President Barack Obama has been asked to block the granting of a licence for the first Cork-US flights.
Four Congressmen are already trying to introduce legislation to block the permit.
Now, 32 US Congressmen have now written to Mr Obama urging his administration to reconsider the US Department of Transportation’s (DoT) tentative decision to grant a foreign carrier permit to Irish-based airline, Norwegian Air International (NAI).
The airline, a subsidiary of low-fares giant Norwegian, wants to launch a Cork to Boston service this year, with a link to Barcelona, and a Cork to New York service next year.
NAI received technical certification to operate certain aircraft on its proposed transatlantic routes from Cork earlier this week.
But it can’t start selling tickets for the proposed Boston flights until the foreign carrier permit is signed off.
The letter from Congressmen comes days after the deadline passed for submissions to the US DoT on its tentative decision announced in April to grant the licence to NAI. The DoT is expected to provide answers to the various submissions by next week.
The timeline on a final decision date remains unclear.
In their letter to Mr Obama, the Congressmen said the landmark US-EU Open Skies Agreement has resulted in substantial benefits. “Market liberalisation has improved service options for consumers, spurred fare competition, increased travel to the US, and opened opportunities for US carriers in new markets,” they said.
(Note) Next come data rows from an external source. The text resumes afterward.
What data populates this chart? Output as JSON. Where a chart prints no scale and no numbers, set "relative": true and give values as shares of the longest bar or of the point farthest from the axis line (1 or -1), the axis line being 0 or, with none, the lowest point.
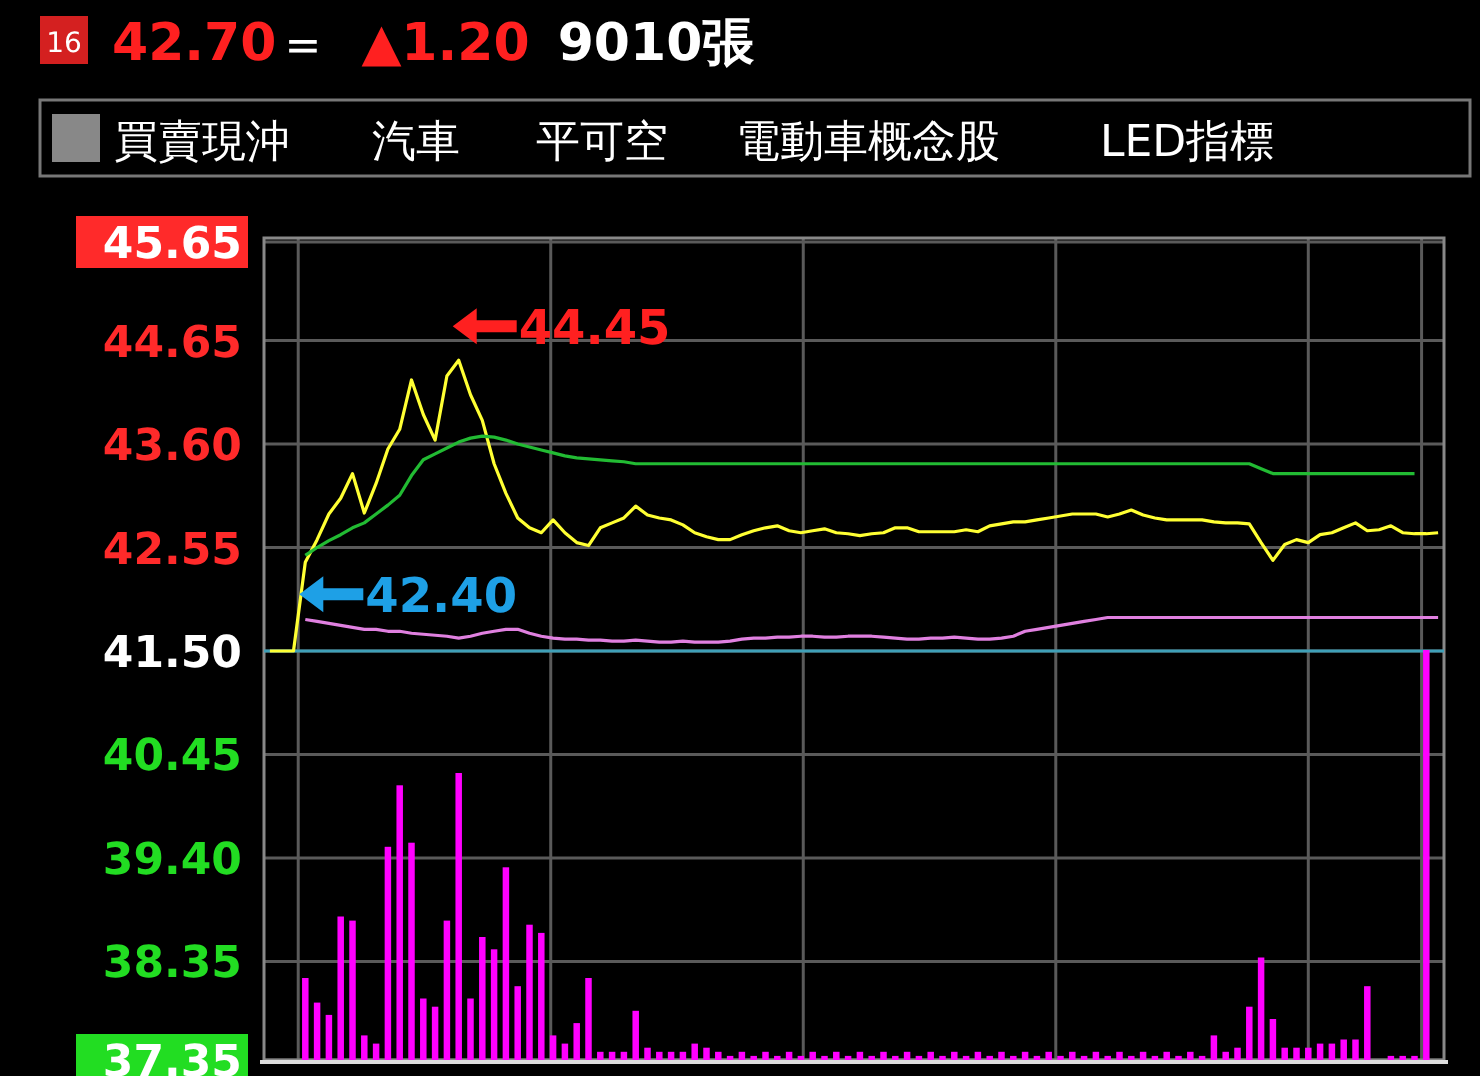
{
  "chart_data": [
    {
      "type": "line",
      "ylim": [
        37.35,
        45.65
      ],
      "yticks": [
        45.65,
        44.65,
        {
          "value": 43.6,
          "label": "43.60"
        },
        42.55,
        {
          "value": 41.5,
          "label": "41.50"
        },
        40.45,
        {
          "value": 39.4,
          "label": "39.40"
        },
        38.35,
        37.35
      ],
      "grid": true,
      "tick_labels": "y",
      "marker": "none",
      "line_style": "solid",
      "categories": [
        null,
        null,
        null,
        null,
        null,
        null,
        null,
        null,
        null,
        null,
        null,
        null,
        null,
        null,
        null,
        null,
        null,
        null,
        null,
        null,
        null,
        null,
        null,
        null,
        null,
        null,
        null,
        null,
        null,
        null,
        null,
        null,
        null,
        null,
        null,
        null,
        null,
        null,
        null,
        null,
        null,
        null,
        null,
        null,
        null,
        null,
        null,
        null,
        null,
        null,
        null,
        null,
        null,
        null,
        null,
        null,
        null,
        null,
        null,
        null,
        null,
        null,
        null,
        null,
        null,
        null,
        null,
        null,
        null,
        null,
        null,
        null,
        null,
        null,
        null,
        null,
        null,
        null,
        null,
        null,
        null,
        null,
        null,
        null,
        null,
        null,
        null,
        null,
        null,
        null,
        null,
        null,
        null,
        null,
        null,
        null,
        null,
        null,
        null,
        null
      ],
      "series": [
        {
          "color": "#ffff33",
          "values": [
            41.5,
            41.5,
            41.5,
            42.4,
            42.63,
            42.89,
            43.05,
            43.3,
            42.9,
            43.2,
            43.55,
            43.75,
            44.25,
            43.9,
            43.64,
            44.29,
            44.45,
            44.1,
            43.84,
            43.4,
            43.1,
            42.85,
            42.75,
            42.7,
            42.83,
            42.7,
            42.6,
            42.57,
            42.75,
            42.8,
            42.85,
            42.97,
            42.88,
            42.85,
            42.83,
            42.78,
            42.7,
            42.66,
            42.63,
            42.63,
            42.68,
            42.72,
            42.75,
            42.77,
            42.72,
            42.7,
            42.72,
            42.74,
            42.7,
            42.69,
            42.67,
            42.69,
            42.7,
            42.75,
            42.75,
            42.71,
            42.71,
            42.71,
            42.71,
            42.73,
            42.71,
            42.77,
            42.79,
            42.81,
            42.81,
            42.83,
            42.85,
            42.87,
            42.89,
            42.89,
            42.89,
            42.86,
            42.89,
            42.93,
            42.88,
            42.85,
            42.83,
            42.83,
            42.83,
            42.83,
            42.81,
            42.8,
            42.8,
            42.79,
            42.6,
            42.42,
            42.58,
            42.63,
            42.6,
            42.68,
            42.7,
            42.75,
            42.8,
            42.72,
            42.73,
            42.77,
            42.7,
            42.69,
            42.69,
            42.7
          ]
        },
        {
          "color": "#22bb33",
          "values": [
            null,
            null,
            null,
            42.47,
            42.55,
            42.62,
            42.68,
            42.75,
            42.8,
            42.89,
            42.98,
            43.08,
            43.28,
            43.44,
            43.5,
            43.56,
            43.62,
            43.66,
            43.68,
            43.67,
            43.64,
            43.6,
            43.57,
            43.54,
            43.51,
            43.48,
            43.46,
            43.45,
            43.44,
            43.43,
            43.42,
            43.4,
            43.4,
            43.4,
            43.4,
            43.4,
            43.4,
            43.4,
            43.4,
            43.4,
            43.4,
            43.4,
            43.4,
            43.4,
            43.4,
            43.4,
            43.4,
            43.4,
            43.4,
            43.4,
            43.4,
            43.4,
            43.4,
            43.4,
            43.4,
            43.4,
            43.4,
            43.4,
            43.4,
            43.4,
            43.4,
            43.4,
            43.4,
            43.4,
            43.4,
            43.4,
            43.4,
            43.4,
            43.4,
            43.4,
            43.4,
            43.4,
            43.4,
            43.4,
            43.4,
            43.4,
            43.4,
            43.4,
            43.4,
            43.4,
            43.4,
            43.4,
            43.4,
            43.4,
            43.35,
            43.3,
            43.3,
            43.3,
            43.3,
            43.3,
            43.3,
            43.3,
            43.3,
            43.3,
            43.3,
            43.3,
            43.3,
            43.3,
            null,
            null
          ]
        },
        {
          "color": "#e080e0",
          "values": [
            null,
            null,
            null,
            41.82,
            41.8,
            41.78,
            41.76,
            41.74,
            41.72,
            41.72,
            41.7,
            41.7,
            41.68,
            41.67,
            41.66,
            41.65,
            41.63,
            41.65,
            41.68,
            41.7,
            41.72,
            41.72,
            41.68,
            41.65,
            41.63,
            41.62,
            41.62,
            41.61,
            41.61,
            41.6,
            41.6,
            41.61,
            41.6,
            41.59,
            41.59,
            41.6,
            41.59,
            41.59,
            41.59,
            41.6,
            41.62,
            41.63,
            41.63,
            41.64,
            41.64,
            41.65,
            41.65,
            41.64,
            41.64,
            41.65,
            41.65,
            41.65,
            41.64,
            41.63,
            41.62,
            41.62,
            41.63,
            41.63,
            41.64,
            41.63,
            41.62,
            41.62,
            41.63,
            41.65,
            41.7,
            41.72,
            41.74,
            41.76,
            41.78,
            41.8,
            41.82,
            41.84,
            41.84,
            41.84,
            41.84,
            41.84,
            41.84,
            41.84,
            41.84,
            41.84,
            41.84,
            41.84,
            41.84,
            41.84,
            41.84,
            41.84,
            41.84,
            41.84,
            41.84,
            41.84,
            41.84,
            41.84,
            41.84,
            41.84,
            41.84,
            41.84,
            41.84,
            41.84,
            41.84,
            41.84
          ]
        }
      ],
      "ref_lines": [
        {
          "axis": "y",
          "value": 41.5,
          "color": "#3fa0b8"
        }
      ],
      "annotations": [
        "16",
        "42.70",
        "=",
        "▲1.20",
        "9010張",
        "買賣現沖",
        "汽車",
        "平可空",
        "電動車概念股",
        "LED指標",
        "44.45",
        "42.40"
      ]
    },
    {
      "type": "bar",
      "relative": true,
      "color": "#ff00ff",
      "categories": [
        null,
        null,
        null,
        null,
        null,
        null,
        null,
        null,
        null,
        null,
        null,
        null,
        null,
        null,
        null,
        null,
        null,
        null,
        null,
        null,
        null,
        null,
        null,
        null,
        null,
        null,
        null,
        null,
        null,
        null,
        null,
        null,
        null,
        null,
        null,
        null,
        null,
        null,
        null,
        null,
        null,
        null,
        null,
        null,
        null,
        null,
        null,
        null,
        null,
        null,
        null,
        null,
        null,
        null,
        null,
        null,
        null,
        null,
        null,
        null,
        null,
        null,
        null,
        null,
        null,
        null,
        null,
        null,
        null,
        null,
        null,
        null,
        null,
        null,
        null,
        null,
        null,
        null,
        null,
        null,
        null,
        null,
        null,
        null,
        null,
        null,
        null,
        null,
        null,
        null,
        null,
        null,
        null,
        null,
        null,
        null,
        null,
        null,
        null,
        null
      ],
      "values": [
        null,
        null,
        null,
        0.2,
        0.14,
        0.11,
        0.35,
        0.34,
        0.06,
        0.04,
        0.52,
        0.67,
        0.53,
        0.15,
        0.13,
        0.34,
        0.7,
        0.15,
        0.3,
        0.27,
        0.47,
        0.18,
        0.33,
        0.31,
        0.06,
        0.04,
        0.09,
        0.2,
        0.02,
        0.02,
        0.02,
        0.12,
        0.03,
        0.02,
        0.02,
        0.02,
        0.04,
        0.03,
        0.02,
        0.01,
        0.02,
        0.01,
        0.02,
        0.01,
        0.02,
        0.01,
        0.02,
        0.01,
        0.02,
        0.01,
        0.02,
        0.01,
        0.02,
        0.01,
        0.02,
        0.01,
        0.02,
        0.01,
        0.02,
        0.01,
        0.02,
        0.01,
        0.02,
        0.01,
        0.02,
        0.01,
        0.02,
        0.01,
        0.02,
        0.01,
        0.02,
        0.01,
        0.02,
        0.01,
        0.02,
        0.01,
        0.02,
        0.01,
        0.02,
        0.01,
        0.06,
        0.02,
        0.03,
        0.13,
        0.25,
        0.1,
        0.03,
        0.03,
        0.03,
        0.04,
        0.04,
        0.05,
        0.05,
        0.18,
        null,
        0.01,
        0.01,
        0.01,
        1.0,
        null
      ]
    }
  ]
}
“The benefits come as a result, in part, of provisions designed to ensure our aviation labour forces continue to enjoy strong employment protections.”
The Congressmen said the opportunities created by Open Skies are not intended to undermine labour standards or the labour-related rights and principles contained in EU or US laws.
They pointed out that NAI is a Norwegian-owned company which has applied to operate in the US as an Ireland-based, foreign air carrier. “We understand that NAI does not plan to locate significant operations in Ireland and may hire some employees under Singaporean or Thai employment contracts,” they claimed.
“This structure could allow NAI to avoid the labour and employment protections in Norwegian and EU law. This type of arrangement appears to be exactly what the labour provisions of the agreement (Open Skies) are intended to prevent.”
“It is troubling that DoT does not appear to have done its own analysis of whether the application does in fact violate these elements of the agreement.
“Instead, DoT only concluded that certain labour provisions alone cannot be used as the basis for denying an application.”
They said they support fair competition but warn the US aviation industry is critical to the economy and an important middle-class job creator.
“Bilateral air transport agreements have enjoyed wide support in the US because they have successfully fostered increased competition while providing greater opportunities for US airlines and their workers.
“Approving NAI’s foreign air carrier permit application would upset this careful balance and seriously harm the US aviation industry.”
NAI has consistently rejected the foreign workers’ contracts claim and pointed out that the DoT subjected its licence application to a rigorous assessment over two years and found it complies with Open Skies.
Mr Obama also told Taoiseach Enda Kenny in March there is no legal impediment to the granting of the licence.
The European Commission is poised to trigger arbitration if the licence is denied — a process which could take up to six months.